Last week, I happened to be in New York for the 9/11 anniversary: it occurs to me now that the city that suffered most dreadfully in the attacks and has the greatest reason for jumpiness is also among the places where you find most sense on the gun issue in America. New Yorkers understand that fear breeds peril and, regardless of tragedies such as Sandy Hook and the DC naval yard, the NRA, the gun manufacturers, conservative-inclined politicians and parts of the media will continue to advocate a right, which, at base, is as archaic as a witch trial.

Talking to American friends, I always sense a kind of despair that the gun lobby is too powerful to challenge and that nothing will ever change. The same resignation was evident in President Obama's rather lifeless reaction to the Washington shooting last week. There is absolutely nothing he can do, which underscores the fact that America is in a jam and that international pressure may be one way of reducing the slaughter over the next generation. This has reached the point where it has ceased to be a domestic issue. The world cannot stand idly by.

dps

Quote from: derspiess on September 09, 2013, 07:43:25 PM
Quote from: Neil on September 09, 2013, 07:35:49 PM
Really?  I think he seems like a bit of a dick.  Then again, I think that you need to be an egomaniac or somehow damaged to run for US President.

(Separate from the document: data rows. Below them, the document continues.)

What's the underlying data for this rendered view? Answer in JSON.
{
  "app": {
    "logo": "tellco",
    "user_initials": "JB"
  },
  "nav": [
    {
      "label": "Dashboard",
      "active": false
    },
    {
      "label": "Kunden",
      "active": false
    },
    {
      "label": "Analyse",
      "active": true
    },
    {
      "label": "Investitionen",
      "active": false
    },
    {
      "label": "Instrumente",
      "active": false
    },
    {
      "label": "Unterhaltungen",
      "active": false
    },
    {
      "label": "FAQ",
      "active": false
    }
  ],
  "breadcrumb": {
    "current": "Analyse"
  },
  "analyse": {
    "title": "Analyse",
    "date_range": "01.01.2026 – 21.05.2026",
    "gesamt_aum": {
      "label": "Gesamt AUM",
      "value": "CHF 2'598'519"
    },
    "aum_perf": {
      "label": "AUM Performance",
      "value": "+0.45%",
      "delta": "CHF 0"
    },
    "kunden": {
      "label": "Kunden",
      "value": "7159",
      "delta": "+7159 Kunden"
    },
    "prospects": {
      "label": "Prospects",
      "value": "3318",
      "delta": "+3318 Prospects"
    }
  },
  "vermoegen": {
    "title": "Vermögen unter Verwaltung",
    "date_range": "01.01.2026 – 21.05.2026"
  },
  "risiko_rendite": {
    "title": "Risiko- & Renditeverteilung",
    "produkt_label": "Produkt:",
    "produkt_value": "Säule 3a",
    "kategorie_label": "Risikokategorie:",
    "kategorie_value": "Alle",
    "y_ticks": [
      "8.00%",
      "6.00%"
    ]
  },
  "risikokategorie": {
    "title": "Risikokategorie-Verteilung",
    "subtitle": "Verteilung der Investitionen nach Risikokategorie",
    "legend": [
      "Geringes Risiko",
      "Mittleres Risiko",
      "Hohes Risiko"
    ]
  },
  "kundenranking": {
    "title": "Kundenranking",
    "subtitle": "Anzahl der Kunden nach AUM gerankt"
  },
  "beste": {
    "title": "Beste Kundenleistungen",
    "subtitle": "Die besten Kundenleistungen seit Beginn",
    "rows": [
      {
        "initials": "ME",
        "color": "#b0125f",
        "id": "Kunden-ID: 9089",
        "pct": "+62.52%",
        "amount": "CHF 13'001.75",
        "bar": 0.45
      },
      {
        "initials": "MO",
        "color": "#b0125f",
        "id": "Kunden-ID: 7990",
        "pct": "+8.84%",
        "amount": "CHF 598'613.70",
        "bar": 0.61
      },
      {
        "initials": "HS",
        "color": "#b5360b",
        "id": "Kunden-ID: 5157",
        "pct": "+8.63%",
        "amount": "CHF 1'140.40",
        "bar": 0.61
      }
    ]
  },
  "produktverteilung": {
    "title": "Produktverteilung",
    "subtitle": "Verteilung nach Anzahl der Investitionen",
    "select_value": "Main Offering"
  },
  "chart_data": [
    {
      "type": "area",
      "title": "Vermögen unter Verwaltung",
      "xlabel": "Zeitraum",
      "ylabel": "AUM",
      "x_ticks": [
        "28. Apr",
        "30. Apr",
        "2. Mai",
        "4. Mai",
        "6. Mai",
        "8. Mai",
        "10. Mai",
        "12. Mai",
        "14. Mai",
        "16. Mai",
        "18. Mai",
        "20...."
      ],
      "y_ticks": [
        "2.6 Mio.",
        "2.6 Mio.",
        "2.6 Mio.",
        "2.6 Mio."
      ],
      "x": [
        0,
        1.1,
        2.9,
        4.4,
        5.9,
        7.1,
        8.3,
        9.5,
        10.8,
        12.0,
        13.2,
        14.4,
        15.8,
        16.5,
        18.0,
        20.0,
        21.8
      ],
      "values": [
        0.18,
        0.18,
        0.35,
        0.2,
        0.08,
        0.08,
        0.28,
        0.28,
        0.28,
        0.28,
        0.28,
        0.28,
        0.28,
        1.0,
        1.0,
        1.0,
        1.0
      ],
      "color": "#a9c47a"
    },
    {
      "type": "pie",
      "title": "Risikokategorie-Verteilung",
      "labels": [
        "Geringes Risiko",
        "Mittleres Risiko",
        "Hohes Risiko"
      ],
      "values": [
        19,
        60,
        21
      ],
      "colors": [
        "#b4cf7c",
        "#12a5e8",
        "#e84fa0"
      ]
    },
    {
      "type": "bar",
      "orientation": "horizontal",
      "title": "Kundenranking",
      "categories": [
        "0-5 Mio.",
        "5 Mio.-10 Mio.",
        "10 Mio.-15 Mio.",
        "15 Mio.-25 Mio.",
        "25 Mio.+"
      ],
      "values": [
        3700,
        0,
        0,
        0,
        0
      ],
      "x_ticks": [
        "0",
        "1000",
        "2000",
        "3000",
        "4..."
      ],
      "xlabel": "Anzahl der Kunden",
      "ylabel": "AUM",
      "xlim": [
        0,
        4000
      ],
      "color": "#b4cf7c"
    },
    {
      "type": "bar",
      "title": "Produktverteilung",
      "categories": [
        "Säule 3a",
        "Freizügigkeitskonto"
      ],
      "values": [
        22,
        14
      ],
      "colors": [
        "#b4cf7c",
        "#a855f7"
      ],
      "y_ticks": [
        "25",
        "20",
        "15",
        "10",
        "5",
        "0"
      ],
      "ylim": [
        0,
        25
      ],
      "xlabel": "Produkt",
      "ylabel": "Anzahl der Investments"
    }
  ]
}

Can't argue with either point.  But I like to think you can separate the politician from his politics and sometimes end up with a decent guy.  I thought of Clinton similarly-- I thought he was a dick as a public figure, but he'd have been an awesome dude to hang out with-- go play a round of golf, catch a baseball game, throw back a few beers, chase skirts, etc.

Yeah, I always figured that Clinton would be a great guy to have over to your house to have a couple beers with while watching a ball game on the TV.  You'd just need to be sure to hide your wife, daughters, and mother while he was around.  And probably any female pets, just to be on the safe side.